Rius’ Marx for Beginners is doubly pleasurable for explaining Marx in cartoon form, and for being an early example of the graphic renaissance (My edition is the 1976 Pantheon Documentary version).

E. P. Thompson’s magisterial The Making of the English Working Class should be read at least once in a lifetime.  I’ve inherited a 1963 Pantheon edition from David Schwartz’s personal collection, complete with his margin notes and college student scrawls on just about every page. 
In the same vein, Jonathan Rose’s The Intellectual Life of the British Working Classes is a landmark, compulsively readable survey of how English workers became class conscious by way of self-taught books and literature. 
Boyer and Morais’ Labor’s Untold Story is an action-packed reminder of what it meant to win a 40 hour work week and the right to unionize, and acknowledges the communists and socialists who died for the cause of an organized American working-class. 
For both commie-phile and Chicago-phile, Red Chicago: American Communism at its Grassroots 1928-1935 is utterly absorbing. 
Some contemporary writing on socialism worth reading: John Nichols’ The “S” Word: A Short History of an American Tradition…Socialism; Michael A Lebowitz’s The Socialist Alternative: Real Human Development; and Marshall Berman’s still amusing and enlightening (published 1999) Adventures in Marxism.

I’m fascinated by the ordinary people who were drawn to these movements, and there’s rich documentation of their lives and motives in hundreds of biographies and memoirs.  Like the Holocaust memoir, this is a genre that will sadly come to an end when the last live witnesses pass.  Who will write those histories after the eyewitnesses are gone?  

There are lots of superb life stories of Left heroes and heroines but here are a few suggestions:

Red Diapers: Growing up in the Communist Left, an edited collection by and about a couple dozen red diaper babies;
Tony Michels’ A Fire in Their Hearts: Yiddish Socialists in New York;
Mickey Friedman’s A Red Family: Junius, Gladys & Barbara Scales;
Jessica Mitford’s engrossing A Fine Old Conflict (which does double anglophile-interest duty); Dorothy Gallagher’s poignant How I Came Into My Inheritance & Other True Stories;
The Autobiography of W.E.B. DuBois, (he became a communist at age 93);
and Subversive Southerner: Anne Braden and the Struggle for Racial Justice in the Cold WarSouth which features one of the bravest women I’ve ever encountered in a book.

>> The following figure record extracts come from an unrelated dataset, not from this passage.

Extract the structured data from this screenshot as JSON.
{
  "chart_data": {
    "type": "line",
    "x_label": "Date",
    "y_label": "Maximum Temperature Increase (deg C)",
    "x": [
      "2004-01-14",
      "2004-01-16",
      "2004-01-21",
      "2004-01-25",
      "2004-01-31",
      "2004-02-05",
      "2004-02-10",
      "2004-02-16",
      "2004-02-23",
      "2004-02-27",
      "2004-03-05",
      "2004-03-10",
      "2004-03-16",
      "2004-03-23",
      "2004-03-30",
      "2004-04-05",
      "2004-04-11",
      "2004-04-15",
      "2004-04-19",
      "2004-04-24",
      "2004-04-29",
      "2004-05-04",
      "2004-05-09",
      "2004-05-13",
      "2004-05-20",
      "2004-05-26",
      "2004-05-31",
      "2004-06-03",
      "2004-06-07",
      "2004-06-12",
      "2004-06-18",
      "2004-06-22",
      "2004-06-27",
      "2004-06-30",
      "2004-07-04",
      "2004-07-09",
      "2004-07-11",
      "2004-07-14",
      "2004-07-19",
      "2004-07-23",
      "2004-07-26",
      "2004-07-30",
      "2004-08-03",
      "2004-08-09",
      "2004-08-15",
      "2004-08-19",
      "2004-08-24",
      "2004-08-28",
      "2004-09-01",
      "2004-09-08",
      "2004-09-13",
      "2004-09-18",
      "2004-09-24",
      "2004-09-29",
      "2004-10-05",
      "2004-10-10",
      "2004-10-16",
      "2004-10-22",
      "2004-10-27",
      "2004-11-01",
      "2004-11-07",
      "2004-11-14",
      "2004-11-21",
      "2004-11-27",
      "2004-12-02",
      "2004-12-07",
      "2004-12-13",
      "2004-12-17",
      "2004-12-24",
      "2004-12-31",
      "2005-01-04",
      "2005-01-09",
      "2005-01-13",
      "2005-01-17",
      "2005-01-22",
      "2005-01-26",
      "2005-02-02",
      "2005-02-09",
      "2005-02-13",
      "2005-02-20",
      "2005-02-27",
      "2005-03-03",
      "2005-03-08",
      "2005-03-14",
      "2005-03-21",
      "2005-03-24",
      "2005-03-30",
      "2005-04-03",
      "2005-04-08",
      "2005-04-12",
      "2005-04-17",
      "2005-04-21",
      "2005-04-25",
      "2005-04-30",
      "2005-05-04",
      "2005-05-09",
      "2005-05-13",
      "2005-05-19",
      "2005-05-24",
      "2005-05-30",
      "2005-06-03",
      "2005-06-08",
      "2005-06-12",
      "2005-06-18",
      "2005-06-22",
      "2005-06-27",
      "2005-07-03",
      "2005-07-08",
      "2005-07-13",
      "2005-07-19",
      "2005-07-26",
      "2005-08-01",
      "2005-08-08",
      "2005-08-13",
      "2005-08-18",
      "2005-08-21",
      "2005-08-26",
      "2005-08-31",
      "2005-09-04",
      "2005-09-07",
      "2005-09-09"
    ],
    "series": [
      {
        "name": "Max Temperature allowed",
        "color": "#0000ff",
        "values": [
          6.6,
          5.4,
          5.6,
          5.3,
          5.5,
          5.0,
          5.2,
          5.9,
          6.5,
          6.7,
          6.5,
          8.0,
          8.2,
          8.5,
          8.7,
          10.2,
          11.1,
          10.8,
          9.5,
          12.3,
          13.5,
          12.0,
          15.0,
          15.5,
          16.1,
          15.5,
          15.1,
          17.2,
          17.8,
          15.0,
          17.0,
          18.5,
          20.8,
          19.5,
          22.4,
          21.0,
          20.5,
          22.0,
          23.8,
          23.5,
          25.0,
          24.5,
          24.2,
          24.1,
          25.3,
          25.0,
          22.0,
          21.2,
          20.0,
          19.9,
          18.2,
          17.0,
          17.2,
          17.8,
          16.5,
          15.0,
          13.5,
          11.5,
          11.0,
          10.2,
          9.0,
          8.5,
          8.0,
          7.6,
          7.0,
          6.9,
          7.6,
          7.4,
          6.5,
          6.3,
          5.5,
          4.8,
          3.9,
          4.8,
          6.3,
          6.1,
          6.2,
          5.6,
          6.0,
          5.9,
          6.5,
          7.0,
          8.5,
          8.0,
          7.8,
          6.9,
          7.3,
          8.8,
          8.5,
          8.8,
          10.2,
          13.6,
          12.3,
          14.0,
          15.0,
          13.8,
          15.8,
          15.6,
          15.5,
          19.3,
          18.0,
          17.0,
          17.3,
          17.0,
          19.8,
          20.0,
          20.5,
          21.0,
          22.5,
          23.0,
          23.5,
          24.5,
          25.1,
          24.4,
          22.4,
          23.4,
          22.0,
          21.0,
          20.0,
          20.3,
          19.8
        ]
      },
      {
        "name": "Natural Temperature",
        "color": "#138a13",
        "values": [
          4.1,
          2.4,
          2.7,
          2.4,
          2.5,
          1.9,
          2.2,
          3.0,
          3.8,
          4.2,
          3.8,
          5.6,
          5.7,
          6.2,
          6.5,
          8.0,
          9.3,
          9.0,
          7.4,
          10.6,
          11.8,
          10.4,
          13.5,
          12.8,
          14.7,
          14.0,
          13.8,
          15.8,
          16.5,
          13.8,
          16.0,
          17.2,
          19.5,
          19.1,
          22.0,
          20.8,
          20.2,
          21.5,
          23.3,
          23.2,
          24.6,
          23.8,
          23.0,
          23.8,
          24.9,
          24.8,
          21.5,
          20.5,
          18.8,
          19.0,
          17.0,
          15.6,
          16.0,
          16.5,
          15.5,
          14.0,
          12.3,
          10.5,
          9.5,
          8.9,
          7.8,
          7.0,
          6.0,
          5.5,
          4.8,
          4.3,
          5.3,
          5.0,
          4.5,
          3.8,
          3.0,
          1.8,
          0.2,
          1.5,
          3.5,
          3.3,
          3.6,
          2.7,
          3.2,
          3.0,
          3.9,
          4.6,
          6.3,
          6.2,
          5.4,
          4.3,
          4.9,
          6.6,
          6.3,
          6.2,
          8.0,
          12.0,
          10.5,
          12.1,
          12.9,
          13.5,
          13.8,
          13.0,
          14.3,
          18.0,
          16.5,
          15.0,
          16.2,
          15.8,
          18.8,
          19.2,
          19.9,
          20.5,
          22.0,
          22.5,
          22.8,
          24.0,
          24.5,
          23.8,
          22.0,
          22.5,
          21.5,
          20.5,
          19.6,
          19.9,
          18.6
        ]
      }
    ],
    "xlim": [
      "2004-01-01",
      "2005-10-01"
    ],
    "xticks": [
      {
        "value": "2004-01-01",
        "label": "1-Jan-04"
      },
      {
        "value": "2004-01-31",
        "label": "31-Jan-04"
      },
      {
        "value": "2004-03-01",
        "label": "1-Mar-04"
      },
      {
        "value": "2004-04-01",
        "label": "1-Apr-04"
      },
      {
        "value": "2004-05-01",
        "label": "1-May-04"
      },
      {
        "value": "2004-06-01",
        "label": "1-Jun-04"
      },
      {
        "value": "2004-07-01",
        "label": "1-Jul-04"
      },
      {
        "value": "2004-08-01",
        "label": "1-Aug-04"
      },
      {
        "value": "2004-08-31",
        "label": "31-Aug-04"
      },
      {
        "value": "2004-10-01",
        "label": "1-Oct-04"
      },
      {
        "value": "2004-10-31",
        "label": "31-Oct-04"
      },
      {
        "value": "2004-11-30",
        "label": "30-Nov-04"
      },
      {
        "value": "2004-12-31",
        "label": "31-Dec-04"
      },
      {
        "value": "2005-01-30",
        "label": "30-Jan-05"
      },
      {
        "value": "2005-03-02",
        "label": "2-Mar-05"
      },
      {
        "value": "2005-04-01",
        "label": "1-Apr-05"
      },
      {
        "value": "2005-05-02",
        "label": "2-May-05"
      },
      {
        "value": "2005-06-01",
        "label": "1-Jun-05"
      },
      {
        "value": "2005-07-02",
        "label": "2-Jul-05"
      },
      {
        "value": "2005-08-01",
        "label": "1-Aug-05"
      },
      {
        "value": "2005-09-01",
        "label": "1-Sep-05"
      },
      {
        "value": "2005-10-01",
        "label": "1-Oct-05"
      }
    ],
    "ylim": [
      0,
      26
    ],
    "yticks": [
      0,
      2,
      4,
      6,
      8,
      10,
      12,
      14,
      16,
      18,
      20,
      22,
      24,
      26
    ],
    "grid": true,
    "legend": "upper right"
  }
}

On the literary front, I plan to re-read an excellent little paperback called New Masses: An Anthology of the Rebel Thirties, published in 1974 by Seven Seas Books, which no longer exists, in the German Democratic Republic, which no longer exists.  It's an homage to a kind of Left cultural expression that also no longer exists.
Finally, just for fun: There’s been a mini-boom in interest in Soviet children’s books- more for the art and illustrations that for the content.  One of my favorites is Evgeny Steiner’s Stories for Little Comrades: Revolutionary Artists and the Making of Early Soviet Children’s Books. 
On that note…..

If you’ve hurt someone for no reason
Let the calendar turn that page
Let’s move on to new adventures, my friends!
Hey engineer, get up some steam!

-Galina & Olga Chichagov/ How People Travel (Moscow, 1925)


  1. Awesome, John. One to add: Jodi Dean's The Communist Horizon, from Verso. One of my favorite reads of last year, and totally hopeful.



  2. What a beautifully written piece! The point about the narrowness of our politics is undeniably true. Also, the observation about utopia. The word "dystopia" has lost all meaning. I recently read some jacket copy that described a book as "a dystopian romp."

    I admire the way the argument builds and then ends with "So you see what simple home bookcase reorganization can do for you?" followed by the bibliography. Brilliant! More please.

  3. I forgot to mention the book I wanted to add: "One Dimensional Man" by Herbert Marcuse.